De vítima a aprendiz e de coadjuvante a protagonista da própria história
Por Adriana Fellipelli, para o Linkedin
“O campo da derrota não está povoado de fracassos, mas de homens que tombaram antes de vencer.”
– Abraham Lincoln, 16º presidente americano
“O importante é competir”, afirma o mantra olímpico. Esse lema, contudo, nunca esteve tão distante da realidade quanto agora. Estamos vivendo uma aversão generalizada à derrota; esse comportamento, por sua vez, reflete uma sociedade imatura e incapaz de acolher derrotados, digerir derrotas e evoluir a partir delas.
Melindrosos, incapazes de encarar críticas como degraus e problemas como oportunidades de crescimento, os derrotados frequentemente experimentam a sensação de PT ou “perda total” quando ficam fora do pódio, após quatro longos anos de muito treinamento e sacrifícios – algo bastante parecido com a frustração experimentada por um profissional que não é admitido para a vaga cobiçada, não recebe a promoção que esperava ou o aumento que pediu. Ela faz parecer que tudo foi em vão; pouquíssimas pessoas conseguem vislumbrar além, distinguindo cada derrota como uma pedra que pavimenta a estrada do êxito futuro, ou parcelas a pagar para obter uma grande recompensa mais adiante.
Atletas de ponta, assim como muitos profissionais e líderes de sucesso, não são treinados para lidar com reveses, e nossa cultura rejeita o perdedor.
O desdobramento dessa lógica leva ao menosprezo pela rica porta de autoconhecimento que uma derrota pode abrir.
Ideal da sociedade atual, o campeão é lembrado e valorizado pela suplantação do outro, independentemente dos recursos empregados para tal fim. O derrotado, por sua vez, deve encarar a vergonha pelo objetivo perdido, a confusão gerada pela inaptidão e a falta de reconhecimento pelo esforço feito.

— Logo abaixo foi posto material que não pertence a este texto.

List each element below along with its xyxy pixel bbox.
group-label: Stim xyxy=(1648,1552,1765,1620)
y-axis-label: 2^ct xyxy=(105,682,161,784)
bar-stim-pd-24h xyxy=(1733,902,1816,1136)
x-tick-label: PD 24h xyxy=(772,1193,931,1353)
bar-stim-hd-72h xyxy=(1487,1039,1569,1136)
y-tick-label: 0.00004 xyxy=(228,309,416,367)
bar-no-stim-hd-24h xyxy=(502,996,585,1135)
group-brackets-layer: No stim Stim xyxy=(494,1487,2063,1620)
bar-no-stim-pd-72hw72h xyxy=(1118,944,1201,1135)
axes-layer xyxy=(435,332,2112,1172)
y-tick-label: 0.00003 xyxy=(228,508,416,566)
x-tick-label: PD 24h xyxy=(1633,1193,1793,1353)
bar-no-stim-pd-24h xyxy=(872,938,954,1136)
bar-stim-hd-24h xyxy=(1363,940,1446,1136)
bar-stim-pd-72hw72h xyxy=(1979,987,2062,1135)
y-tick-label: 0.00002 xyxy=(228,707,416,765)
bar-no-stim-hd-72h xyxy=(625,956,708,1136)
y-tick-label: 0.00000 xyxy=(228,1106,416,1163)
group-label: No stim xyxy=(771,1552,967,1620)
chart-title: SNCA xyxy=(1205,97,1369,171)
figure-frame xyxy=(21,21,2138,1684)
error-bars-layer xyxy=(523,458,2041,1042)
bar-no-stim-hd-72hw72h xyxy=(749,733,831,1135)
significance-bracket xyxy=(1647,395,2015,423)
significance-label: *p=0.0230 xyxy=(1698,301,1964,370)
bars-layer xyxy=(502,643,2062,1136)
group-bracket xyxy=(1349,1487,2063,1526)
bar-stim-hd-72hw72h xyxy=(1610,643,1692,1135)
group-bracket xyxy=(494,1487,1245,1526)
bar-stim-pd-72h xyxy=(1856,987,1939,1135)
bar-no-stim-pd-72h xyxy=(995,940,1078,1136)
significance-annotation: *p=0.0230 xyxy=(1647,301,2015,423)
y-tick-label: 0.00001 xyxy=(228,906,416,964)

É natural querer ganhar, porém é importante não perder de vista a variedade de fatores envolvidos nesse processo: sorte, competências específicas, experiência, preparo, estratégia… A maioria das pessoas não compreende a condição de ganhador e perdedor como transitória, por isso acaba não sabendo se comportar em nenhuma das duas posições: são vencedores que desrespeitam vencidos e vice-versa.
É urgente analisar a fisiologia e os símbolos por trás da derrota. O orgulho, o prestígio e a honra são reservados a uma pequena elite de heróis, enquanto aos superados resta o ostracismo.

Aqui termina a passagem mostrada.